The Rescue (Jimmy Chin and E. Chai Vasarhelyi, USA/UK 2021)
Following their celebrated Free Solo (2018), husband and wife Jimmy Chin and E. Chai Vasarhelyi have assembled another adventure-thriller documentary based on the 2018 event that had enthralled global audiences: the impressive extrication of twelve boys and their soccer coach from Luang Nang Non cave in Thailand’s Chiang Rai province. A fateful decision to explore the cave just before heavy rain had trapped the boys deep in its caverns after their route was flooded by rising currents. Although the ensuing race to save the boys had involved several thousand international participants, this profile chiefly headlines four recreational cave divers who were among the principals to evacuate them. Commissioned by National Geographic, Chin’s and Vasarhelyi’s latest film is the first feature documentary on the subject amid a deluge of other productions. Narrowly focusing on only the divers’ accounts of events during the rescue operation was a consequence of deeper pockets having bagged the rights to stories from the boys and their families. Working during the pandemic meant a distant approach for filmmakers, where subjects could only be interviewed remotely, while travel restrictions made research all the more challenging. The result is a fairly mechanical procedural that nonetheless promises a captivating time.
Yuni (Kamila Andini, Indonesia/Australia/France/Singapore 2021)
The coming-of-age genre in cinema enjoys timeless appeal because what distinguishes new entries into the fold are the unique cultural stories introduced in each encounter.

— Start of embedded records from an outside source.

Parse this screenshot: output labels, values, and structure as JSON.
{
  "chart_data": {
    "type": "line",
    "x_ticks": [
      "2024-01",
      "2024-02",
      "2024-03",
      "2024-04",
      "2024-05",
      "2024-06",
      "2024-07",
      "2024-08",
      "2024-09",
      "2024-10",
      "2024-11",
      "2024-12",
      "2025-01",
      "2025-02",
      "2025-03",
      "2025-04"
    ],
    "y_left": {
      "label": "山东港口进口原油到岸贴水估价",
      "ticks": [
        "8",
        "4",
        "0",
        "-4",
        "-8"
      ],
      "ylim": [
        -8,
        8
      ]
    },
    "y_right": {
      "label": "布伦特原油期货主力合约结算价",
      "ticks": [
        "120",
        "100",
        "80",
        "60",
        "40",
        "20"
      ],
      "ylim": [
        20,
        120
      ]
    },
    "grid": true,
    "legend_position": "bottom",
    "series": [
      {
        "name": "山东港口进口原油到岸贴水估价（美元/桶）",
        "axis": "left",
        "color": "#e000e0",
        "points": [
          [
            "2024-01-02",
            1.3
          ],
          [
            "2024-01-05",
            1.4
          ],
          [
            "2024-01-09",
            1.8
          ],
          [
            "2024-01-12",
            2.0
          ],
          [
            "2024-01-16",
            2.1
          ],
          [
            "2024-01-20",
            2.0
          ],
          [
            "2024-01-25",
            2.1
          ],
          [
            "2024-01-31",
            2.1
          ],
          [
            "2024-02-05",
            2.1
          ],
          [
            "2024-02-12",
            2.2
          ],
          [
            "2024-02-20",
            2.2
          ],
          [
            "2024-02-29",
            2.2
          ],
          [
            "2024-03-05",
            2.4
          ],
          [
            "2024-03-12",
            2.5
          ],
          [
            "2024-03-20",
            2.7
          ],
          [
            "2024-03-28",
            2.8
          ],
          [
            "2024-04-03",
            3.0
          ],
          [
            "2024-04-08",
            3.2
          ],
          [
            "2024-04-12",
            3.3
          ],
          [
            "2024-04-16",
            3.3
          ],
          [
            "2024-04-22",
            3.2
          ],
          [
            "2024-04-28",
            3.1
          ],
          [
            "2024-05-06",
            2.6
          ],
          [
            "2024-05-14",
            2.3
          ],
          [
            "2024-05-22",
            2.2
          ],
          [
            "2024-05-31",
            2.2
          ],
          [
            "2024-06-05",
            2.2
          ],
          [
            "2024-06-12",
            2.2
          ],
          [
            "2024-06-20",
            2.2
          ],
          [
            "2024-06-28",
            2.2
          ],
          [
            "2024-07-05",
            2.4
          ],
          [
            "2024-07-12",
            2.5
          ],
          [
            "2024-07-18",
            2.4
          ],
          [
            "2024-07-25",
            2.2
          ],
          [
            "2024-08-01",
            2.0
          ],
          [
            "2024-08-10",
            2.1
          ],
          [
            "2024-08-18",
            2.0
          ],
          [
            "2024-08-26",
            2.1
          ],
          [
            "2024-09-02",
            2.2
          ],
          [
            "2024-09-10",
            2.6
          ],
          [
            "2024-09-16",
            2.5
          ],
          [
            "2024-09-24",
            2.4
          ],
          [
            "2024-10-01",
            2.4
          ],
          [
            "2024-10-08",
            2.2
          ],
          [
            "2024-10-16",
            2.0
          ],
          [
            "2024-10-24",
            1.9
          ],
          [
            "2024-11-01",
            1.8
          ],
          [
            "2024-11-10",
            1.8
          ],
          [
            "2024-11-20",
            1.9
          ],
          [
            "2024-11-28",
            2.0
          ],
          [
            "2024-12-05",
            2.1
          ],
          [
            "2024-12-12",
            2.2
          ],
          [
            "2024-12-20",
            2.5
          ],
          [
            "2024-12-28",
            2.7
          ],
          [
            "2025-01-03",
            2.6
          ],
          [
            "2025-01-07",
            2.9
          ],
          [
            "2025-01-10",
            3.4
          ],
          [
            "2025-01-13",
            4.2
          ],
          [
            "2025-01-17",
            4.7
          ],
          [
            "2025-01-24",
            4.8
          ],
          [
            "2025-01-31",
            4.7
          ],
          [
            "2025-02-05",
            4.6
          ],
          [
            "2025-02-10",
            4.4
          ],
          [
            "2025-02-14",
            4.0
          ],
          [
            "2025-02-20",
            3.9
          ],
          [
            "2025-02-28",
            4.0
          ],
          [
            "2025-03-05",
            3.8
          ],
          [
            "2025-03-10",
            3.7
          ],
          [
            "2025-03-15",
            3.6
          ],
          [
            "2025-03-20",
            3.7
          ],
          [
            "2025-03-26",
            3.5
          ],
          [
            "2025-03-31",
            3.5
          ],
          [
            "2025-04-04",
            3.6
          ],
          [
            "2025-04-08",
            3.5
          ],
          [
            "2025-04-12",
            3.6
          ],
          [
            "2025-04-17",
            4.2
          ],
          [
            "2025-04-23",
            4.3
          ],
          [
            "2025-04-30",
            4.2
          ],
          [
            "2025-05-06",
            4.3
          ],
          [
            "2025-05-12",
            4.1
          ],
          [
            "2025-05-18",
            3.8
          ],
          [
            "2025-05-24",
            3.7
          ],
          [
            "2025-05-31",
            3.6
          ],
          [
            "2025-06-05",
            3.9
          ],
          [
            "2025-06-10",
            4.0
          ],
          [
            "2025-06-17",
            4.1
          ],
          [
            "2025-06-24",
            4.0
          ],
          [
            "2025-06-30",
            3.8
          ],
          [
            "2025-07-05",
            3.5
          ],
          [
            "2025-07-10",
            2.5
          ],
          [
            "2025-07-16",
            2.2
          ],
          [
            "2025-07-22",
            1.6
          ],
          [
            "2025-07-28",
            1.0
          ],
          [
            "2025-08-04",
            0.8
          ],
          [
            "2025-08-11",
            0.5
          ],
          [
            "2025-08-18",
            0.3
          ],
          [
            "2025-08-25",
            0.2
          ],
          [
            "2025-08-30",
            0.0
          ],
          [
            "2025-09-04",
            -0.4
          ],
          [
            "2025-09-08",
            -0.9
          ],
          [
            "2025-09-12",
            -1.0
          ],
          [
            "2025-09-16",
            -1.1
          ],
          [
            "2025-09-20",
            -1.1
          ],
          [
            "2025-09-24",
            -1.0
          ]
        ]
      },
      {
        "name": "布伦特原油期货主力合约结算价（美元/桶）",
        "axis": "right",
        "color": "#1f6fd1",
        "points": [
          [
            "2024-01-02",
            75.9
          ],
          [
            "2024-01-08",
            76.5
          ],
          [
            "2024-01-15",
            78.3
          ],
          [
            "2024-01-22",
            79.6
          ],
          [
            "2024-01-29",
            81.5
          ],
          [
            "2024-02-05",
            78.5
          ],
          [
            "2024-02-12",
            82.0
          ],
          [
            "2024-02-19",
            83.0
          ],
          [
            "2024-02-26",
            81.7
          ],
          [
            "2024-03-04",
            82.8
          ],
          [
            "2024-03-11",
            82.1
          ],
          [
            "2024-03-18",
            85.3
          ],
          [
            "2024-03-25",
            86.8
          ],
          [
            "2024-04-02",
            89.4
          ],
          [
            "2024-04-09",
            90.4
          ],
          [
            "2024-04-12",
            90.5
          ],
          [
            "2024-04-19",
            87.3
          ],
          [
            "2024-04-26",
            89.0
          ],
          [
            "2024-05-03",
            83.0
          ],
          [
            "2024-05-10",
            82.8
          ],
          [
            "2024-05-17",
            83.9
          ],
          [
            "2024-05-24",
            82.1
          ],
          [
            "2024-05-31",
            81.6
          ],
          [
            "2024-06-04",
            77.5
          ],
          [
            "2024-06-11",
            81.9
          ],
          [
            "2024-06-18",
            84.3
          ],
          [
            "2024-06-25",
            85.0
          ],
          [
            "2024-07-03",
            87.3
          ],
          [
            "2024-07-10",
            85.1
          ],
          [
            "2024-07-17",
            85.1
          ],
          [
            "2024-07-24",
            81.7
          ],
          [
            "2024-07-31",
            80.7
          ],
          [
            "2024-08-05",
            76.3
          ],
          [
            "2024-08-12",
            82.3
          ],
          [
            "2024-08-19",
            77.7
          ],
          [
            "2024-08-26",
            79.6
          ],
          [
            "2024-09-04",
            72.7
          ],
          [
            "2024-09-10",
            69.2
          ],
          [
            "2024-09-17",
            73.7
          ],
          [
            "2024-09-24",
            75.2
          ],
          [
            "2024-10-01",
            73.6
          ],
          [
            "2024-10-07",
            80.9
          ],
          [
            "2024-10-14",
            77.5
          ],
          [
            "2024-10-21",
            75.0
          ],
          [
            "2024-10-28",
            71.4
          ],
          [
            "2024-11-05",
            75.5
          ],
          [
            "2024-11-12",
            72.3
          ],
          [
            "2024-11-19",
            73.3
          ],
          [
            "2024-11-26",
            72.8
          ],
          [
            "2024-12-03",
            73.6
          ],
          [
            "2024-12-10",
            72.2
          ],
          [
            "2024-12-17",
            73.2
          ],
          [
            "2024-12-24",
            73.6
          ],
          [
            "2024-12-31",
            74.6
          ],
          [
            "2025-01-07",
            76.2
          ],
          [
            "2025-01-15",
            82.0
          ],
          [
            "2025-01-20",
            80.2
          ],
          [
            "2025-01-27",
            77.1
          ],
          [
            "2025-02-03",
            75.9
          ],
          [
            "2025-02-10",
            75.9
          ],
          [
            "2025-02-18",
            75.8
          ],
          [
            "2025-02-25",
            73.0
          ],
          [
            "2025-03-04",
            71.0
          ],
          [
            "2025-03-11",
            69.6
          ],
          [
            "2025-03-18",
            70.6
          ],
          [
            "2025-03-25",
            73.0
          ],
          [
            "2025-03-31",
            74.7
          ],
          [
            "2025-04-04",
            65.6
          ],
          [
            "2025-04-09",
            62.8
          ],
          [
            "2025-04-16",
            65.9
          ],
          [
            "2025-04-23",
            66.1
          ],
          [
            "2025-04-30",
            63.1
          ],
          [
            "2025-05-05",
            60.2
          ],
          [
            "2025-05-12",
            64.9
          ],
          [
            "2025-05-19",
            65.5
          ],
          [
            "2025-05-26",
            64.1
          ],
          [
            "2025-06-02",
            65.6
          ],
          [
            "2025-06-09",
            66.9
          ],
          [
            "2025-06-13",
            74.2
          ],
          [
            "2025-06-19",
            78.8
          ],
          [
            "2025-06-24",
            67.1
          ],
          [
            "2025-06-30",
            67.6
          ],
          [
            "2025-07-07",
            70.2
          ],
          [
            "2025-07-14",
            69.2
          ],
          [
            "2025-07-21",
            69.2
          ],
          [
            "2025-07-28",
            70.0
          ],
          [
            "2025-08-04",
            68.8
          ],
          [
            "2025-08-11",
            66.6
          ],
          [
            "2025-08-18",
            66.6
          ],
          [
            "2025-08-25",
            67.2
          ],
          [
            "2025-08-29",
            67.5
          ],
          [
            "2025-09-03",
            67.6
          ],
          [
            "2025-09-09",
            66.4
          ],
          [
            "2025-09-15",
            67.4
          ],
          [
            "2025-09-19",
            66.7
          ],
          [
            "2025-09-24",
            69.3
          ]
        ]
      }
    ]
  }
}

Kamila Andini’s third film as writer-director is a loving portrait of Yuni (Arawinda Kirana), a 16-year-old small town girl who is just starting to explore her sexuality with a boy she likes when her family begins prepping her for matrimonial suitors, one of whom turns out to be uncomfortably close to her. The story was inspired by the poetry of Sapardi Djoko Damono, the late Indonesian author whose 1989 poem Hujan Bulan Juni (Rain in June) not only serves as a metaphor for the protagonist’s displacement into adulthood, but also influenced Yuni’s name and her love for literature. Set in Serang, a city in Java’s westernmost province of Benten, Kamila and co-writer Prima Rusdi have sought to point urgently to local women’s issues through this narrative, with child marriage at the forefront. Following its world premiere at TIFF, this serenely crafted picture won the festival’s top Platform Prize. At the 2021 Indonesian Film Festival, Jakarta native Arawinda won Best Actress for her intricate role which had also required her to master the Java Serang language.